Argument co do drawu - też nie trafiony jak coś umiera i wraca do obiegu to tego drawa powinien opp dostać za swoje landy a kontroler za swoje (co zresztą napisałem wyżej). Niebieskie jest to pseudoaffinity na premanenty.

Co do grywalności - nie demonizuję siły tej karty, bo ona może wejść w pirewszej/drugiej turze i zablokuje landy oppa, a tobie da drawa. Jasne że są lepsze karty do zagrania - chodzi mi tylko o to, że ona nie jest wyważona. Nigdzie jednak nie napisałem że to broken. Ja nie szafuję tym określeniem.

Co do odpowiedzi - jest odpowiedź na każdą kartę. Ravagera niszczy prosty Oxidize za jedne many. I cóż z tego?????



Stilghar - Cz gru 09, 2004 1:41 pm
" />No to po kolei:

Gold Dragon - Ciekawe wykonanie oraz przyzwoity art kontrastują z koszmarnymi błędami w wordingu, całkowitym brakiem oryginalności oraz przepakowaniem (w turze, w której wychodzi mamy: 4 damage w przeciwnika, draw dwóch kart i bonusową istotę 3/3 z Flying. Czy o czymś zapomniałem?). Na tą kartę głosu nie oddam.

Avatar of Honor - 7/5 Flying, Haste, Trample, praktycznie bez drawbacku (nie licząc kosztu). Do tego robi za tutora i Masticore (która przy okazji może bić w gracza). Błędy w wordingu i flavie pominę milczeniem. Wykonanie także pozostawia wiele do życzenia. Hmmmmm... Nie, to też nie będzie mój wybór.

Tangle Avatar - Na pierwszy rzut oka sprawiła dość dobre wrażenie, chociaż można to zrzucić na karb oceniania dwóch wcześniejszych kart.

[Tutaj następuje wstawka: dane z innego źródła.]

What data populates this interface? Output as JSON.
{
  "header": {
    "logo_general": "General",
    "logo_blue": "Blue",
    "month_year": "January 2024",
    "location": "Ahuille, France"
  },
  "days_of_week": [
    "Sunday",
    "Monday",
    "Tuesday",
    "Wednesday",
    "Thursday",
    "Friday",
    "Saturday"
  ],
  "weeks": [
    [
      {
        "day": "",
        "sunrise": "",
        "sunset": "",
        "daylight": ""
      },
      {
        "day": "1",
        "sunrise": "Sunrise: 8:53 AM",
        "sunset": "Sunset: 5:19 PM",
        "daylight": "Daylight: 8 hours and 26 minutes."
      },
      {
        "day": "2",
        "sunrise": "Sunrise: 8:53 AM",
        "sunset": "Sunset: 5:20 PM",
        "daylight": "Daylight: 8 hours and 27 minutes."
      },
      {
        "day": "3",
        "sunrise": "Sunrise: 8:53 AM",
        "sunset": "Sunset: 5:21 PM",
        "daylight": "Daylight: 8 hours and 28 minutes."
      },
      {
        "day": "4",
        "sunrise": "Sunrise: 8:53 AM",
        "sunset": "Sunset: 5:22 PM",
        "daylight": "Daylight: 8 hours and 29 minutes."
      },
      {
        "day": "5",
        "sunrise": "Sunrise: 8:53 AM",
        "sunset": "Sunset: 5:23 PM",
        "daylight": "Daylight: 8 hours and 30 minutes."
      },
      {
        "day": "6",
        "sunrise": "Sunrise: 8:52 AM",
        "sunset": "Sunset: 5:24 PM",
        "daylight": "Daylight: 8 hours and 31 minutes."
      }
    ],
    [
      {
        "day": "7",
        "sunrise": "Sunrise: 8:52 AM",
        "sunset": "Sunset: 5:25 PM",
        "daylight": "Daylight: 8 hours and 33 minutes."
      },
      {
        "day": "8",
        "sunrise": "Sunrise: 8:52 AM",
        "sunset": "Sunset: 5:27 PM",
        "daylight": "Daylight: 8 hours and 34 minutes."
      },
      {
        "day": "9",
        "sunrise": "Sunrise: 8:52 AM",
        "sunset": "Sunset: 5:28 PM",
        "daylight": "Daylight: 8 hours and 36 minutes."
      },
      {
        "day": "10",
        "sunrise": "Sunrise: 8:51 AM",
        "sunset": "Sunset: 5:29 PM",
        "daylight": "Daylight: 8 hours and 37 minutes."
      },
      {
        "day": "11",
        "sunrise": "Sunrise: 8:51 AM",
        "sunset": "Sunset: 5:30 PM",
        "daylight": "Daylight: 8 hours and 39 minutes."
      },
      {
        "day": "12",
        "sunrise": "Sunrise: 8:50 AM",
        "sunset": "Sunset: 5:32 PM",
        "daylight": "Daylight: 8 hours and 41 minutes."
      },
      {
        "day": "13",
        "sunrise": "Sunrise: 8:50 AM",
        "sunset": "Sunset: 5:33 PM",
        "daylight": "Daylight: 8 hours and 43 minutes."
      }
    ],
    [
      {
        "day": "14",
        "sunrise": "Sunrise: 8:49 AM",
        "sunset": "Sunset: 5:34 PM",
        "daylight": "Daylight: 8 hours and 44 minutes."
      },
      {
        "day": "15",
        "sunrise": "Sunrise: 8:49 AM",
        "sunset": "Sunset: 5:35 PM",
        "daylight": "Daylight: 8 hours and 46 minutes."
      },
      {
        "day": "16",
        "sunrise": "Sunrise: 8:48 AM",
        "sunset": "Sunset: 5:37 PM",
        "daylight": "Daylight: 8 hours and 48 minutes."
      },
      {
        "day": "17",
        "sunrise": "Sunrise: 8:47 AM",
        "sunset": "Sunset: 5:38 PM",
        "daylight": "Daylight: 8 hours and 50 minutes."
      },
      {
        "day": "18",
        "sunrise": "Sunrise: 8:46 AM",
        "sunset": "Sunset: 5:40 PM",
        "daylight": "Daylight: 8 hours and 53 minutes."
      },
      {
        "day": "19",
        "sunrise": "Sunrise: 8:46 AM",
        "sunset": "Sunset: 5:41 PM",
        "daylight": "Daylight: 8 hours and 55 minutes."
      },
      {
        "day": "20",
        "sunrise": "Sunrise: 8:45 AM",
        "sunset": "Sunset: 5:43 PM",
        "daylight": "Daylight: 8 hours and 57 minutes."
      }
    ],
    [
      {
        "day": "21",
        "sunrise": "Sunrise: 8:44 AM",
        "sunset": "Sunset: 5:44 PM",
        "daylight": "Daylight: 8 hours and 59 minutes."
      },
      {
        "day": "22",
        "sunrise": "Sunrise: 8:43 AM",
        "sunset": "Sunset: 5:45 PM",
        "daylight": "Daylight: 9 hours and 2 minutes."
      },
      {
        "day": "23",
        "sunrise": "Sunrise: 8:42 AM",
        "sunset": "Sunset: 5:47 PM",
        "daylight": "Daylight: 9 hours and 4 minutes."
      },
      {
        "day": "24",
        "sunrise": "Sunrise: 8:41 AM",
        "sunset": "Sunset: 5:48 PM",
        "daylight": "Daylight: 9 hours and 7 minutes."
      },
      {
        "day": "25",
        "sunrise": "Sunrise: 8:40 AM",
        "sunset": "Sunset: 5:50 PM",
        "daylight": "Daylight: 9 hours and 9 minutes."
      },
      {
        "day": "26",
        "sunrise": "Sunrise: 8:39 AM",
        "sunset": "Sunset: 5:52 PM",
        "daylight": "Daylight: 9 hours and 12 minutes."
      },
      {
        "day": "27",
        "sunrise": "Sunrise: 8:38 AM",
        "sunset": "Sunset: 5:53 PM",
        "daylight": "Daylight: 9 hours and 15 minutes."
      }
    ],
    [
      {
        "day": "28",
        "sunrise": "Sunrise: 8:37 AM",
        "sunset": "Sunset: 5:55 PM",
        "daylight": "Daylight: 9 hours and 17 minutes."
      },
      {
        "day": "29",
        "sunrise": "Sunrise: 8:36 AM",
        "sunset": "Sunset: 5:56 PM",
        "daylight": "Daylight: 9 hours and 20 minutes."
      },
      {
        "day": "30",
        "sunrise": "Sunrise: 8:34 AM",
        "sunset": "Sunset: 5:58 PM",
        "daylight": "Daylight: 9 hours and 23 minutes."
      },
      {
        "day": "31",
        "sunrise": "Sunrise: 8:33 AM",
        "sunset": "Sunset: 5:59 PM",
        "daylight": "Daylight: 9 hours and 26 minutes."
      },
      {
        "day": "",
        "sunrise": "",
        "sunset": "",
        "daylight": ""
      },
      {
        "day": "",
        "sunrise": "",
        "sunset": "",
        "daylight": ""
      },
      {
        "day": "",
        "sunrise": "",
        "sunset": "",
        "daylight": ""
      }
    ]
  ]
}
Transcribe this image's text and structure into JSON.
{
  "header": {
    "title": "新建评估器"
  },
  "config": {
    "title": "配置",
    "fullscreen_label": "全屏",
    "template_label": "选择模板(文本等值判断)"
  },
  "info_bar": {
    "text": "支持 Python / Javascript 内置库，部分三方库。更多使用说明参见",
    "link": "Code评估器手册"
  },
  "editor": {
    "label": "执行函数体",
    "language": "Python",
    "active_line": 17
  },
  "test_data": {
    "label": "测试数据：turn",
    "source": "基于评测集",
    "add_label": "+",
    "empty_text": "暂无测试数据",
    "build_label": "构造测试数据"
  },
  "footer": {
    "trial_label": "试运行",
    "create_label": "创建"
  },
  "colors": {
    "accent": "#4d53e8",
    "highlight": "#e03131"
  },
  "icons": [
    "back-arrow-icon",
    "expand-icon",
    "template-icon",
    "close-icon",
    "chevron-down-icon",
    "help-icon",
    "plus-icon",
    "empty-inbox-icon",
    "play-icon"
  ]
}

Obniżanie kosztu w taki sposób jest tu trochę nie na miejscu (zbyt łatwo to uzyskać). Co do reszty zdolności - niszczenie lądu samym tapnięciem jest chyba lekkim nieporozumieniem. Nawet, jeśli jest to ląd niebazowy. Do tego wszystkiego przeciwnik traci podwójnie (ląd i karta dla nas). W odpowiednio złożonej talii dwóch takich gości na stole robiłoby chyba trochę zbyt dużo. Wykonanie karty - nieciekawe (ciemny i brzydki art, strrrraszny flav).

Oddaję głos na karte numer 3 (Tangle Avatar), chociaż tylko z powodu braku lepszej karty w tej grupie.



Angel_ - Cz gru 09, 2004 2:02 pm
" />w pierwszych 2 za duzo bledow w wordingu i wykonaniu, zostaje mi karta 3. na nią mój głos.



Kicpri - Cz gru 09, 2004 2:34 pm
" />tangle avatar, z powodu braku konkurencji [1sza sux, 2ga broke w porownaniu do wywazonego w miare 3]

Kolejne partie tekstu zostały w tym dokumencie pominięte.